When the graph optimizer leaves performance on the table, and how to claw it back without a full custom backend.

Graph compilers are very good and occasionally stubborn. This is a note on a case where the optimizer left a clear fusion opportunity on the table, and what it took to recover it without writing a whole custom backend.

The symptom

Profiling a small edge inference graph showed a chain of elementwise ops between two heavier kernels, each round-tripping activations through memory. On a bandwidth-bound target, that memory traffic — not the math — was the cost.

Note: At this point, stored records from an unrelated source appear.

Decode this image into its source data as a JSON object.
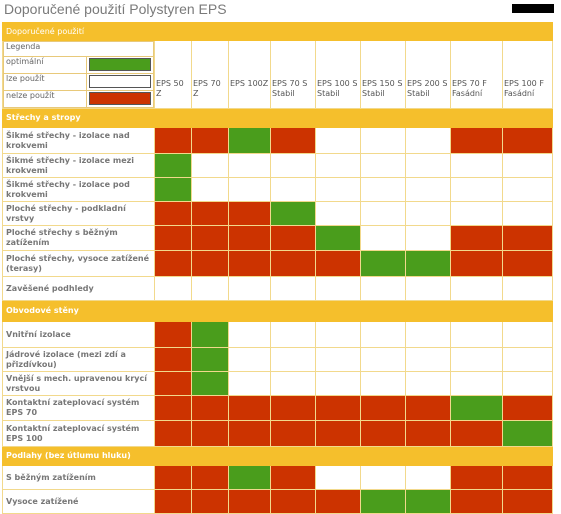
{
  "page_title": "Doporučené použití Polystyren EPS",
  "table_title": "Doporučené použití",
  "legend": {
    "title": "Legenda",
    "items": [
      {
        "label": "optimální",
        "color": "#4a9d1c"
      },
      {
        "label": "lze použít",
        "color": "#ffffff"
      },
      {
        "label": "nelze použít",
        "color": "#cc3300"
      }
    ]
  },
  "columns": [
    "EPS 50 Z",
    "EPS 70 Z",
    "EPS 100Z",
    "EPS 70 S Stabil",
    "EPS 100 S Stabil",
    "EPS 150 S Stabil",
    "EPS 200 S Stabil",
    "EPS 70 F Fasádní",
    "EPS 100 F Fasádní"
  ],
  "sections": [
    {
      "title": "Střechy a stropy",
      "rows": [
        {
          "label": "Šikmé střechy - izolace nad krokvemi",
          "cells": [
            "r",
            "r",
            "g",
            "r",
            "w",
            "w",
            "w",
            "r",
            "r"
          ]
        },
        {
          "label": "Šikmé střechy - izolace mezi krokvemi",
          "cells": [
            "g",
            "w",
            "w",
            "w",
            "w",
            "w",
            "w",
            "w",
            "w"
          ]
        },
        {
          "label": "Šikmé střechy - izolace pod krokvemi",
          "cells": [
            "g",
            "w",
            "w",
            "w",
            "w",
            "w",
            "w",
            "w",
            "w"
          ]
        },
        {
          "label": "Ploché střechy - podkladní vrstvy",
          "cells": [
            "r",
            "r",
            "r",
            "g",
            "w",
            "w",
            "w",
            "w",
            "w"
          ]
        },
        {
          "label": "Ploché střechy s běžným zatížením",
          "cells": [
            "r",
            "r",
            "r",
            "r",
            "g",
            "w",
            "w",
            "r",
            "r"
          ]
        },
        {
          "label": "Ploché střechy, vysoce zatížené (terasy)",
          "cells": [
            "r",
            "r",
            "r",
            "r",
            "r",
            "g",
            "g",
            "r",
            "r"
          ]
        },
        {
          "label": "Zavěšené podhledy",
          "cells": [
            "w",
            "w",
            "w",
            "w",
            "w",
            "w",
            "w",
            "w",
            "w"
          ]
        }
      ]
    },
    {
      "title": "Obvodové stěny",
      "rows": [
        {
          "label": "Vnitřní izolace",
          "cells": [
            "r",
            "g",
            "w",
            "w",
            "w",
            "w",
            "w",
            "w",
            "w"
          ]
        },
        {
          "label": "Jádrové izolace (mezi zdí a přizdívkou)",
          "cells": [
            "r",
            "g",
            "w",
            "w",
            "w",
            "w",
            "w",
            "w",
            "w"
          ]
        },
        {
          "label": "Vnější s mech. upravenou krycí vrstvou",
          "cells": [
            "r",
            "g",
            "w",
            "w",
            "w",
            "w",
            "w",
            "w",
            "w"
          ]
        },
        {
          "label": "Kontaktní zateplovací systém EPS 70",
          "cells": [
            "r",
            "r",
            "r",
            "r",
            "r",
            "r",
            "r",
            "g",
            "r"
          ]
        },
        {
          "label": "Kontaktní zateplovací systém EPS 100",
          "cells": [
            "r",
            "r",
            "r",
            "r",
            "r",
            "r",
            "r",
            "r",
            "g"
          ]
        }
      ]
    },
    {
      "title": "Podlahy (bez útlumu hluku)",
      "rows": [
        {
          "label": "S běžným zatížením",
          "cells": [
            "r",
            "r",
            "g",
            "r",
            "w",
            "w",
            "w",
            "r",
            "r"
          ]
        },
        {
          "label": "Vysoce zatížené",
          "cells": [
            "r",
            "r",
            "r",
            "r",
            "r",
            "g",
            "g",
            "r",
            "r"
          ]
        }
      ]
    }
  ]
}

Why the compiler didn't fuse

The pattern sat across a boundary the default fusion rules treated as opaque. Technically fusible; just outside what the heuristic would attempt.

The fix

Rather than fork the backend, we wrote a single fused kernel for the elementwise chain and registered it as a custom op the runtime could schedule in place of the original subgraph.

Activations stayed resident instead of spilling between every op.
The heavier kernels on either side were untouched — low blast radius.
The change was isolated to one op definition, easy to test and revert.

Result

The fused kernel removed the redundant memory traffic and the end-to-end latency dropped accordingly, with bitwise-equivalent outputs on the validation set.

Takeaway

Read the profile before you trust the compiler. When the bottleneck is memory traffic from un-fused elementwise chains, a single hand-written fused kernel is often the highest-leverage, lowest-risk change available.